The prevalence of vitamin B12 deficiency in the population appears to be increasing. Originally vitamin B12 deficiency was quite a rare condition, mainly associated with anaemia caused by antibodies to intrinsic factor or parietal cells (pernicious anaemia),. The condition is now much more common and can be the result of a wide range on conditions such as those caused by malabsorption due to atrophic gastritis, the use of PPIs, GORD medication, certain drugs, low dietary intake such as occurs in veganism and vegetarianism, intestinal parasites such as Giardia lmblia, Blastocystis hominilis, fish tapeworms, Ascaris lumbricoides, Entomoeba histolytica, roundworms, hookworms, certain religions, such as 7th Day Adventists, Rastafarians, and excessive smoking. More recently vitamin B12 deficiency has been shown to also occur as a result in functional vitamin B2 deficiency as occurs in hypothyroidism and lack of dietary intake of vitamin B2, Iodine, Selenium and/or Molybdenum. As such the condition has become much more common and conservatively may affect up to 20% of the population.

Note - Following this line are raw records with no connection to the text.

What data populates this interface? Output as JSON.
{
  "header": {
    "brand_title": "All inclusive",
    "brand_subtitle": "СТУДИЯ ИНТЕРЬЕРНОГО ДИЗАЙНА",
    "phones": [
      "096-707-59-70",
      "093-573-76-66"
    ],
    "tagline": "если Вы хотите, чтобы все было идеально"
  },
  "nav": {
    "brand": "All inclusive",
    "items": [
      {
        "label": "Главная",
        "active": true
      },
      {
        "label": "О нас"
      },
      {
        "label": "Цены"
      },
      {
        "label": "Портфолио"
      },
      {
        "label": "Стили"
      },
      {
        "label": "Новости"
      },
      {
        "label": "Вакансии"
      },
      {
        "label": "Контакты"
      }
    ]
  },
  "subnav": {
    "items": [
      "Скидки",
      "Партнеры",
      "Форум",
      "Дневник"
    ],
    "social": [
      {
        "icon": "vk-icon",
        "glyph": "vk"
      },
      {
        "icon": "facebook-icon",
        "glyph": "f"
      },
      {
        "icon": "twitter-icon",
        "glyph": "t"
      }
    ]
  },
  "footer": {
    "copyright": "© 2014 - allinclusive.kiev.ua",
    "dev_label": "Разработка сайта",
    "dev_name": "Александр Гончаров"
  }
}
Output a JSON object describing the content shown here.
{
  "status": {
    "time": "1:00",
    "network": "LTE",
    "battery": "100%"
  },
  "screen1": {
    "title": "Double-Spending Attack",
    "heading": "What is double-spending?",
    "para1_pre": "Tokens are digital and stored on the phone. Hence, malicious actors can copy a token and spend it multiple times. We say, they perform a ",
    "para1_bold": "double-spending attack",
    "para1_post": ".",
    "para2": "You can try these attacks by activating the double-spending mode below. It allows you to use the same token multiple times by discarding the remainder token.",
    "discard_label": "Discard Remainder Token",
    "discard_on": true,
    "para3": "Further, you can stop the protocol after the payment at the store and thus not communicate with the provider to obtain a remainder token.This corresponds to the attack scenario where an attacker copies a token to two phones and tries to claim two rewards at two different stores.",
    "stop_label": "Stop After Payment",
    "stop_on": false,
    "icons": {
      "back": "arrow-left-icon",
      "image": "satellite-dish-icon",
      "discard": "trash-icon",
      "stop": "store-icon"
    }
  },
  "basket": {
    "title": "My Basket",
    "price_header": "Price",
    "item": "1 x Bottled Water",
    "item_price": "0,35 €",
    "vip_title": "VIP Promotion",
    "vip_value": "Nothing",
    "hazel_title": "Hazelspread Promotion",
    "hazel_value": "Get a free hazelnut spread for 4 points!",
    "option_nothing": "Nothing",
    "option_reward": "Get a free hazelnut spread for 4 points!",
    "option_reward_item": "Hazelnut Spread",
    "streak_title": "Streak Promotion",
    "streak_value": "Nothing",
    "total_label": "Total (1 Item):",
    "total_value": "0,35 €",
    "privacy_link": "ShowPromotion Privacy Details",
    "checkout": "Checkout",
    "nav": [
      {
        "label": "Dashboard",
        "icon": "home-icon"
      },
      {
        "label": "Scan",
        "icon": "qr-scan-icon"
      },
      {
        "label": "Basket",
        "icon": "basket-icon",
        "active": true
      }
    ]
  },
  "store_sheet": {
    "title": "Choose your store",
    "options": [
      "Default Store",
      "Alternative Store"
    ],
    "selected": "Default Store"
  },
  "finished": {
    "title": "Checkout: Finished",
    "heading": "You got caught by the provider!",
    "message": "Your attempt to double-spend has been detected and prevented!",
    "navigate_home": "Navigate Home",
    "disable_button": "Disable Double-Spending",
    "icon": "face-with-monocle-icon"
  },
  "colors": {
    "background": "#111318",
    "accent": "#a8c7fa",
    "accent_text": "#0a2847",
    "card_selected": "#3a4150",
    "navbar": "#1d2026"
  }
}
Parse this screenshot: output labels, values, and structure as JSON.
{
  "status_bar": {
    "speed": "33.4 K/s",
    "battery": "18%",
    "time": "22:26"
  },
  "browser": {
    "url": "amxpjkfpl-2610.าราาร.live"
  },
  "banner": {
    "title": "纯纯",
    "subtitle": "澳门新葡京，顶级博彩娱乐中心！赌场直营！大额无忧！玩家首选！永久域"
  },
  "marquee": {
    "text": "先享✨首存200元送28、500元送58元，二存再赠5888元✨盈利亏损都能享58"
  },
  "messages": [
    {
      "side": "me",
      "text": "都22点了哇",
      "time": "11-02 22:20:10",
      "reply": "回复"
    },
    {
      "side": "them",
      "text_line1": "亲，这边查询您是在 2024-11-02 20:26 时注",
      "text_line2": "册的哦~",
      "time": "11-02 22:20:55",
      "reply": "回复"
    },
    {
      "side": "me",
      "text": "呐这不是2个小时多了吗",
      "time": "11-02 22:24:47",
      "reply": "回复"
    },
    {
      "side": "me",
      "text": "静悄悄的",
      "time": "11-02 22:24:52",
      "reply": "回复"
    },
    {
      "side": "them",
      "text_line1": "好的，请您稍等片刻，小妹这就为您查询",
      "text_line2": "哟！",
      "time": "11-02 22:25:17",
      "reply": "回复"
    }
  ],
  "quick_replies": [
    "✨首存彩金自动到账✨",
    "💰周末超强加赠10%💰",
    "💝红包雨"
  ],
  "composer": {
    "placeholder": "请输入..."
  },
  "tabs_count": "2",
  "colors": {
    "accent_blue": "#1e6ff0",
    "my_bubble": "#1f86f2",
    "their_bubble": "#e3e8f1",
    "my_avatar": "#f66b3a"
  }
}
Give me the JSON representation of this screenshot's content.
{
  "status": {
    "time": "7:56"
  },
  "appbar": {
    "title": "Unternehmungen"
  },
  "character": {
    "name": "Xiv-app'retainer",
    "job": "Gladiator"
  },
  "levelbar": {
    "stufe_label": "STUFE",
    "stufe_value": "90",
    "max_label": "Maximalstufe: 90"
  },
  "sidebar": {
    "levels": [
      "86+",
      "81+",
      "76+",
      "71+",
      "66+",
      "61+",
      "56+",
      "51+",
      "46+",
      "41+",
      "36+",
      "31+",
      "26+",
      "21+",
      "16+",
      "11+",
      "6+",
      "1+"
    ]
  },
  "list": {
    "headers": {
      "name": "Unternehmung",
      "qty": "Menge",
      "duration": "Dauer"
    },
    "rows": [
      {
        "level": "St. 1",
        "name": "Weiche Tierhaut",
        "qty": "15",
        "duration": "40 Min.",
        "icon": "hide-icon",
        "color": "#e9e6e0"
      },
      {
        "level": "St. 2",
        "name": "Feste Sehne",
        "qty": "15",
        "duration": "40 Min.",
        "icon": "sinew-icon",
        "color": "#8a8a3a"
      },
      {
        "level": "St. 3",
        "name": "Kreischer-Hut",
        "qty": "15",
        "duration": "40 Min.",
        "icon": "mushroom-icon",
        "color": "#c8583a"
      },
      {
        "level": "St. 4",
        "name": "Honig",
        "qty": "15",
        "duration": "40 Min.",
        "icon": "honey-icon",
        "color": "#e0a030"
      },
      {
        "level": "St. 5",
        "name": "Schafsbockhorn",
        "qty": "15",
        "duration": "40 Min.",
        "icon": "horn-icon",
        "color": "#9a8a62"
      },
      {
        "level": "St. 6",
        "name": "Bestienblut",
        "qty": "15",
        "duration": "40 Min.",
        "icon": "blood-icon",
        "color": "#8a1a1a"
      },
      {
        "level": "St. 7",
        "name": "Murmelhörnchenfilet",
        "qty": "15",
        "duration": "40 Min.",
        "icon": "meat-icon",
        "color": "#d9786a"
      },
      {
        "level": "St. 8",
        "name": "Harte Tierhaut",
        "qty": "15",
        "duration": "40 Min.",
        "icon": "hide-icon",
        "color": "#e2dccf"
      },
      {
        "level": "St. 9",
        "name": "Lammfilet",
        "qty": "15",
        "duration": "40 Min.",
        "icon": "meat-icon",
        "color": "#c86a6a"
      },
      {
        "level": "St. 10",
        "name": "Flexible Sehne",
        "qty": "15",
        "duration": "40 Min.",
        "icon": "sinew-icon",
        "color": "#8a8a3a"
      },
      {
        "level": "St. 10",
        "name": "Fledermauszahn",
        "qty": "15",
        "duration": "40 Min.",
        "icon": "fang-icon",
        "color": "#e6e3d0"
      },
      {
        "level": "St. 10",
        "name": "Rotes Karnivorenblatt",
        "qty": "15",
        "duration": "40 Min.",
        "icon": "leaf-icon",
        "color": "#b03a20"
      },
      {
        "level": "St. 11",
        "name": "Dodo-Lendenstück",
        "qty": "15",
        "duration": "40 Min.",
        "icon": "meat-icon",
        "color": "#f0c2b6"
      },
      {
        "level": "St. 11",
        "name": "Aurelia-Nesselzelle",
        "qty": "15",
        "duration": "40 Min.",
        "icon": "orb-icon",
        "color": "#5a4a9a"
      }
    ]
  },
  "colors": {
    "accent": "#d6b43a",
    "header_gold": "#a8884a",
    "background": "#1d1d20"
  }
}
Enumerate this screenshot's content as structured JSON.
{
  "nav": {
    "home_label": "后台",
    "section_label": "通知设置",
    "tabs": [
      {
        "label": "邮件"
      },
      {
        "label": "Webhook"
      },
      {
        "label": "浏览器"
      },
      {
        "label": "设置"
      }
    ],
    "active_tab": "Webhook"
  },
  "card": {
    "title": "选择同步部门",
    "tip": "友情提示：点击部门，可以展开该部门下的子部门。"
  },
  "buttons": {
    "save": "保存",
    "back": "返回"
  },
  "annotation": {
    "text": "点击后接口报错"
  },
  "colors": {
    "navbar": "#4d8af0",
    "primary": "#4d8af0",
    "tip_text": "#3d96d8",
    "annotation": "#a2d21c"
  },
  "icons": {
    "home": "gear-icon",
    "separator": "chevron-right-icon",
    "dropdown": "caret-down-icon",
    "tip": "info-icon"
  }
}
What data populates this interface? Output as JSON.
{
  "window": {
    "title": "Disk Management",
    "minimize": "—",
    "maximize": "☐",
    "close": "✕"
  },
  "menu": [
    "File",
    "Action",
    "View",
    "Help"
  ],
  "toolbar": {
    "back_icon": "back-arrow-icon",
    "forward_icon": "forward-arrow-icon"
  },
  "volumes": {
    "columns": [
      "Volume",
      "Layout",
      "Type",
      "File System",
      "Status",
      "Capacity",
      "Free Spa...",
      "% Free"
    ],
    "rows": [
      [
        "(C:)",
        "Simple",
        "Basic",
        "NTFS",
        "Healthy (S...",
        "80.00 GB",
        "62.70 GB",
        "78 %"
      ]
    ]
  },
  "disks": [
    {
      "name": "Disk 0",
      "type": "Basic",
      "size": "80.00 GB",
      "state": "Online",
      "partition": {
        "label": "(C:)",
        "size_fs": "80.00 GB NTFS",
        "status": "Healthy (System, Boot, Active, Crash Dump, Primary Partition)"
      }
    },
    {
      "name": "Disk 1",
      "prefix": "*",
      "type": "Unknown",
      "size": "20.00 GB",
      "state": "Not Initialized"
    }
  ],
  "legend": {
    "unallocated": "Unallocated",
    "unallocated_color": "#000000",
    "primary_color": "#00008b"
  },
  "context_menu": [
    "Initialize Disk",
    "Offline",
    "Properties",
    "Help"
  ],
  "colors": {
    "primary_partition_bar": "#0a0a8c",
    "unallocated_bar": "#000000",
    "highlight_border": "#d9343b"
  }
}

Vitamin B12 deficiency is arguably the most under-diagnosed condition in the community. "In general, doctors are trained to recognize only the blood abnormalities associated with B12 deficiency - macrocytosis. B12 deficiency, however, mimics many other diseases and often physicians fail to confirm B12 deficiency and therefore fail to test for it. The development of vitamin B12 deficiency is a slow and insidious process, which may take several years to manifest itself. During this time there can be progressive loss of vitamin B12 in the cerebrospinal fluid (CSF), which precedes overt deficiency as measured in serum, and without anaemia or macrocytosis.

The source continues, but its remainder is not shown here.